SL: At the BAFTA dinner back in July, someone had briefed guests in the room before William and Catherine came in and explained, “You don’t have to curtsy, you don’t have to bow, you can just shake their hand. Do William and Kate not want anyone follow protocol?
VA: I think William and Kate hope to make everybody as comfortable as possible. They recognize that royalty can be seen as something of an archaic institution to younger generations and that people think it’s a bit silly these days to have to curtsy to someone. I think it’s the mark of respect to their position and to who they are that it’s appropriate to curtsy or bow. But I think it’s part of their transformation of this new generation of the monarchy, I suppose, where they want to be seen as more accessible, to be more available to people.
They got a wonderful way with the everyday person, just as Diana did. It’s really more about having an understanding of regular people. Prince Charles is criticized with being aloof or standoffish, but he’s of a different generation and that’s how he was brought up to behave. It can, however, make him quite difficult to feel a personal connection with. William knows it’s a terrible burden to bear that the future of the monarchy does really rest on his and Kate’s shoulders. And so in order to make it successful, they’ve got to make themselves as open and available to people as possible, and that is, of course the younger generation. I think it’s lovely to see this couple idolized. It’s refreshing. Kate, of course is such a lady. She is the epitome of class and decorum rather than seeing a photo Paris Hilton falling out of a night club, flashing her underwear.

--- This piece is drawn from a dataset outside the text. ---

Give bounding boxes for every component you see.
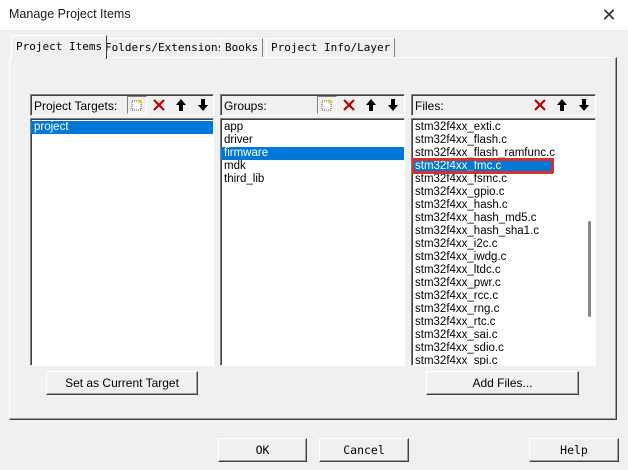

SL: That’s another thing that we absolutely adore about Kate. She is a classic beauty. It’s so wonderful for young girls to have someone the Duchess of Cambridge to look up to, be it fashion-wise or behavioral-wise, and it’s exciting that she’s going to be the Queen of England someday. This is the woman that everyone can look up to.
VA: Absolutely. I think we can really feel confident about her future role. There were naysayers in the beginning who said, “Oh, they’ll never make it” or “They’ll get divorced, I give them 10 years,” but I think just the way the palace is introducing Kate to royal life speaks volumes of what they’ve learned in the past and how much support she has. It’s these sorts of elements put in place that are really going to help her continue.
When Diana was told, “You’re the Princess…and GO!” it was incredibly hard.Plus, she was 10 years younger than Kate without a university degree. I get cross when people say that Kate’s not doing enough. If you just threw Kate out there, it’s like saying to someone who’s just graduated medical school, “Okay, now do a triple bypass surgery on your own.” It’s a job just the same as any other job. Kate needs to gain experience and learn to do it to the best of her abilities. I think she’s got a very bright future ahead and I’m excited to see what she’s got in store for us.